На протяжении веков ислам, обладая своим языком символов и технологических конструкций, синхронно христианству - то примыкает к мистическому источнику религиозности, то отклоняется от него в сторону интеллектуальной рефлексии, догматике и идеологии. Ту же закономерность мы можем усмотреть в современном модернизированном исламе. Ф. Рахман пишет: "Бог существует в сознании верующего, чтобы регулировать его поведение, если он - религиозно и морально опытен, но дело в том, что регулировать. Беда средневекового ислама в том, что Бог стал исключительным объектом опыта вместо того, чтобы извлекать пользу из опыта, опыт сам стал верой" (Rahman, 1982, р. 14).
Иными словами, современный мусульманский богослов последовательно отвергает суфийскую традицию, в которой центром человеческого бытия становился Бог, а самому индивиду следовало по крайней мере стремиться к Его познанию, если не полному теозису в запредельном опыте. Теперь же Бог - не более чем этическая категория - совсем в духе посткантианского богословия XIX века.
Если ислам зародился исторически с фазой запоздания, то эту же фазу можно заметить и ныне. Ислам, желая приобрести материальные достижения Запада, отвергает секуляризацию. Процитируем опять Ф. Рахмана: "Христианская теология имела благотворное влияние на развитие сознания, и когда вышколенный в христианской системе ум был приложен к миру природы, он дал значительные результаты в виде научного знания".

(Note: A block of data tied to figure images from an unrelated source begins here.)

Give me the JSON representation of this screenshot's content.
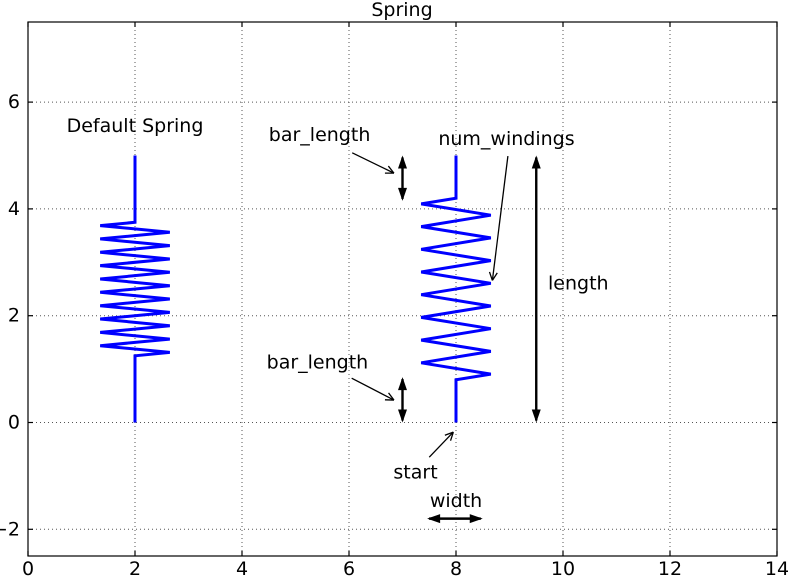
{
  "figure": {
    "title": "Spring"
  },
  "chart_data": {
    "type": "line",
    "title": "Spring",
    "xlabel": "",
    "ylabel": "",
    "xlim": [
      0,
      14
    ],
    "ylim": [
      -2.5,
      7.5
    ],
    "xticks": [
      0,
      2,
      4,
      6,
      8,
      10,
      12,
      14
    ],
    "yticks": [
      -2,
      0,
      2,
      4,
      6
    ],
    "grid": {
      "on": true,
      "linestyle": "dotted",
      "color": "#555555"
    },
    "axes_color": "#000000",
    "line_color": "#0000ff",
    "springs": [
      {
        "name": "default-spring",
        "start": [
          2,
          0
        ],
        "length": 5,
        "width": 1.3,
        "num_windings": 10,
        "bar_length": 1.25,
        "color": "#0000ff"
      },
      {
        "name": "annotated-spring",
        "start": [
          8,
          0
        ],
        "length": 5,
        "width": 1.3,
        "num_windings": 8,
        "bar_length": 0.8,
        "color": "#0000ff"
      }
    ],
    "annotations": {
      "labels": [
        {
          "text": "Default Spring",
          "x": 2.0,
          "y": 5.55,
          "ha": "middle"
        },
        {
          "text": "bar_length",
          "x": 5.45,
          "y": 5.38,
          "ha": "middle"
        },
        {
          "text": "bar_length",
          "x": 5.41,
          "y": 1.12,
          "ha": "middle"
        },
        {
          "text": "num_windings",
          "x": 7.67,
          "y": 5.31,
          "ha": "start"
        },
        {
          "text": "length",
          "x": 9.72,
          "y": 2.6,
          "ha": "start"
        },
        {
          "text": "start",
          "x": 6.83,
          "y": -0.94,
          "ha": "start"
        },
        {
          "text": "width",
          "x": 8.0,
          "y": -1.47,
          "ha": "middle"
        }
      ],
      "pointer_arrows": [
        {
          "name": "bar-length-top-pointer",
          "from": [
            6.06,
            5.05
          ],
          "to": [
            6.84,
            4.67
          ]
        },
        {
          "name": "bar-length-bottom-pointer",
          "from": [
            6.05,
            0.83
          ],
          "to": [
            6.84,
            0.42
          ]
        },
        {
          "name": "num-windings-pointer",
          "from": [
            8.97,
            4.99
          ],
          "to": [
            8.68,
            2.66
          ]
        },
        {
          "name": "start-pointer",
          "from": [
            7.5,
            -0.65
          ],
          "to": [
            7.95,
            -0.18
          ]
        }
      ],
      "dimension_arrows": [
        {
          "name": "bar-length-top-dim",
          "from": [
            7.0,
            4.15
          ],
          "to": [
            7.0,
            5.0
          ]
        },
        {
          "name": "bar-length-bottom-dim",
          "from": [
            7.0,
            0.0
          ],
          "to": [
            7.0,
            0.85
          ]
        },
        {
          "name": "length-dim",
          "from": [
            9.5,
            0.0
          ],
          "to": [
            9.5,
            5.0
          ]
        },
        {
          "name": "width-dim",
          "from": [
            7.46,
            -1.8
          ],
          "to": [
            8.5,
            -1.8
          ]
        }
      ]
    }
  }
}
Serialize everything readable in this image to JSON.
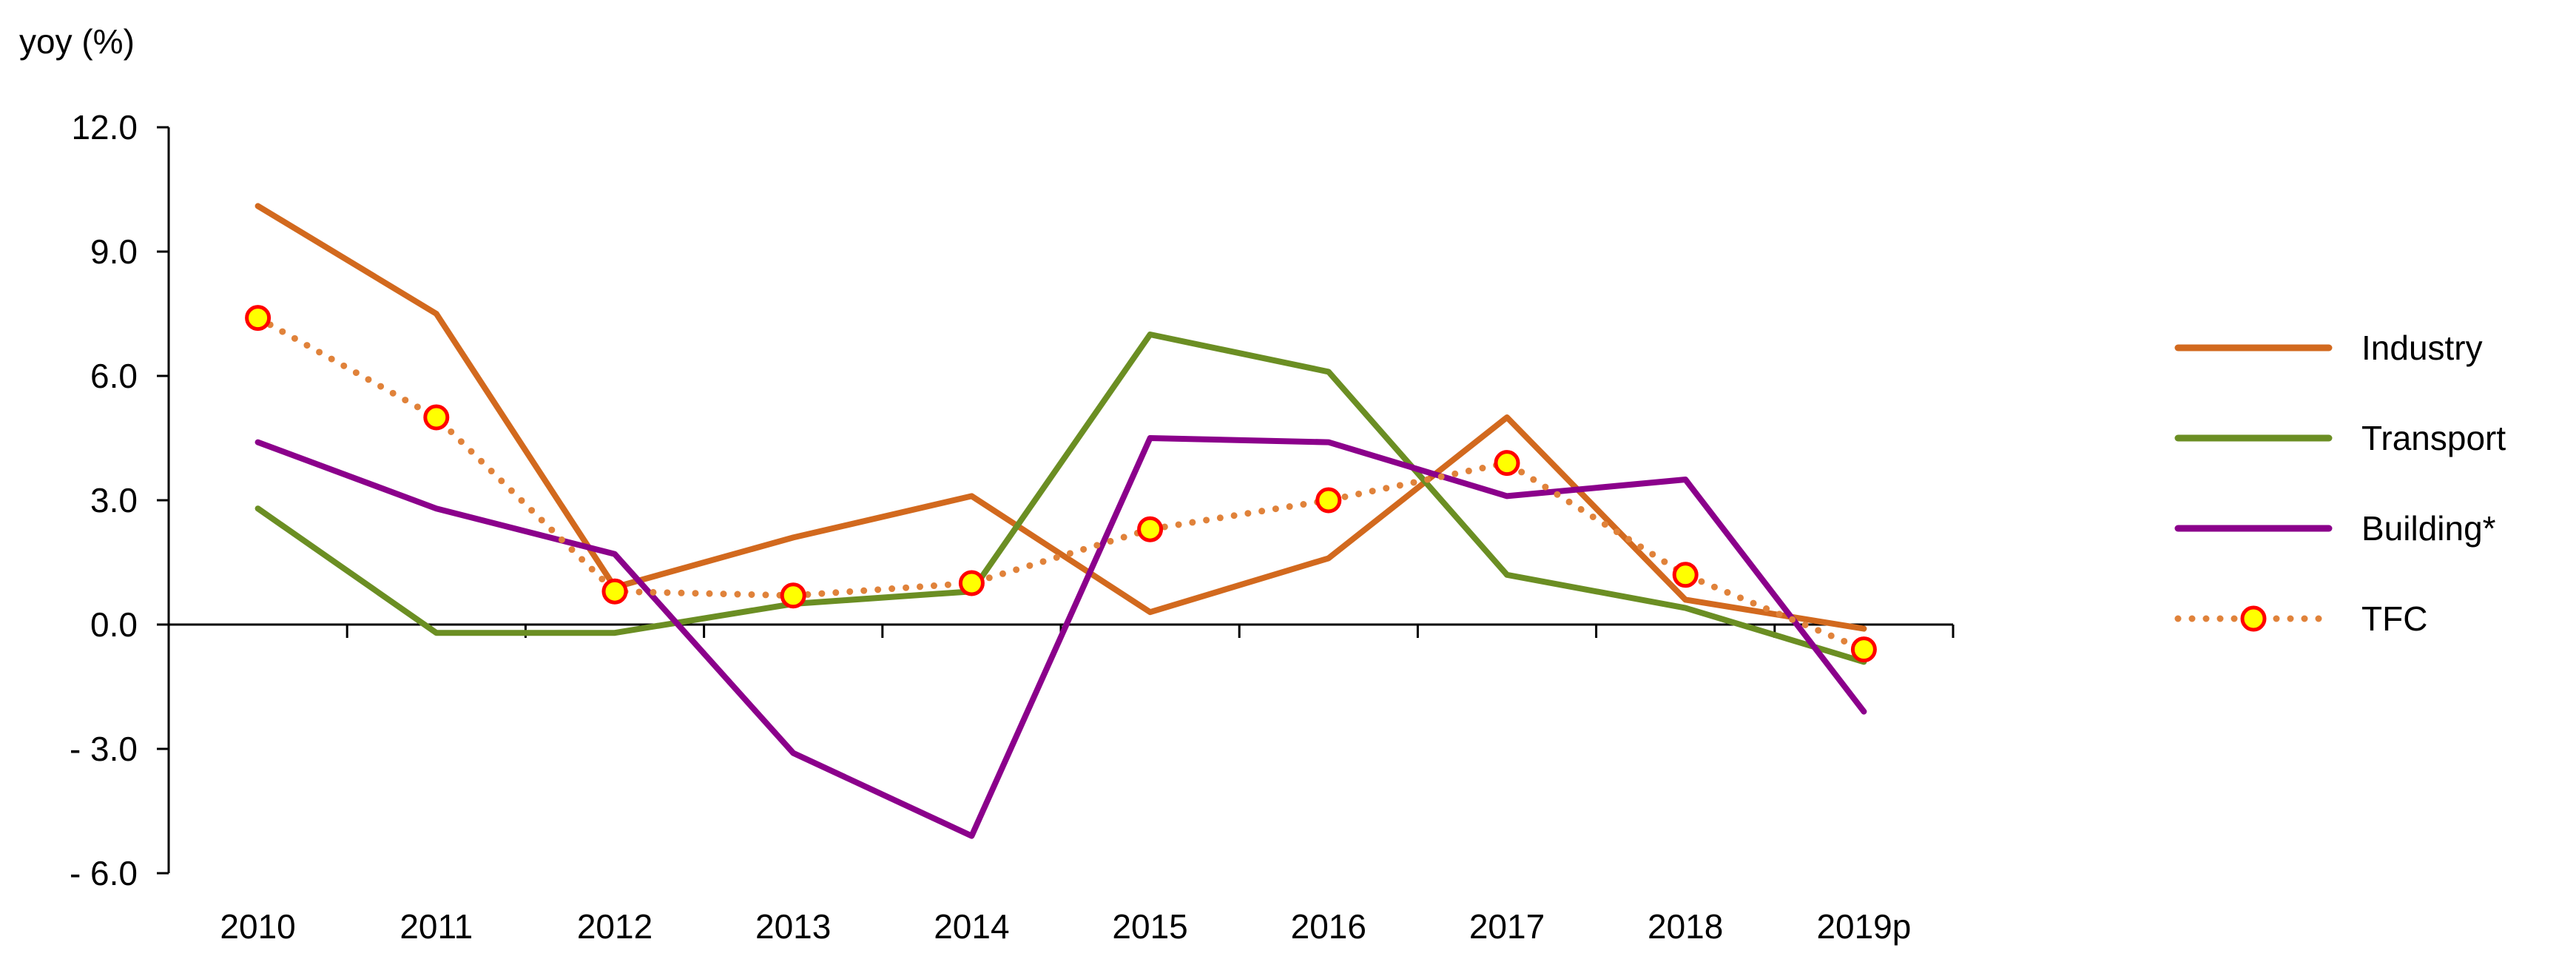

Однако проклятие модернизации - ее секуляризм, и "это куда хуже средневекового исламского суфизма или средневековой христианской теологии, когда разрушается святость и уникальность моральных ценностей" (Rahman, 1982, р. 15). Рахман ищет общества этического, модернизирующего, но не секуляризованного: "Божественное сознание вывело Мухаммада из Хиразской пещеры, где он предавался созерцанию, в мир. Он никогда больше не возвращался к созерцательной жизни. Он вынес из пещеры потребность к достижению социоэкономической справедливости. Он создавал общину добра и справедливости в мире, так сказать, основанный на этике социополический строй, который, в свою очередь, зиждется на принципе, гласящем, что моральные ценности укоренены в Боге и неподвластны человеку" (там же).
Итак, испытав интравертное развитие, ислам проделал то же, что западное христианство: проходя через распад мистической религиозности, он обретает экстравертную форму этической религии. Это такая религия, в которой трансцендентная сущность вытесняется человеком; религия, которая из смысла и образа бытия превращается в образ жизни ради бытия как такового. В этом, кажется, и есть та параллель, которая призывает к созданию некоего теологического эсперанто для общения христиан и мусульман. Однако каждый народ, имея одни и те же пути внешнего - материального и интеллектуального развития, упрямо сохраняет каждый свой язык, в котором сокрыта душа народа. Аналогично с религиями: многократные попытки создания религиозного эсперанто доказали правоту Николая Кузанского: religio una in rituum diversitate.
ЛИТЕРАТУРА
H.A.R. Gibb, Mohammedanism,
H. Küng, J. van Ess, H. von Stietencron, H. Bechert, Christianity and the World Religions. Path of Dialogue with Islam, Hinduism, and Buddhism,
F. Rahman, Islam and Modernity. Transformations of an Intellectual Tradition, Chicago-London 1982.
K.A. Азимов, Об одной органической модели в средневековом исламе, в Взаимодействие культур Востока и Запада, Вильнюс 1988.
И. Софроний, Старец Силуан, Париж, (б.г.).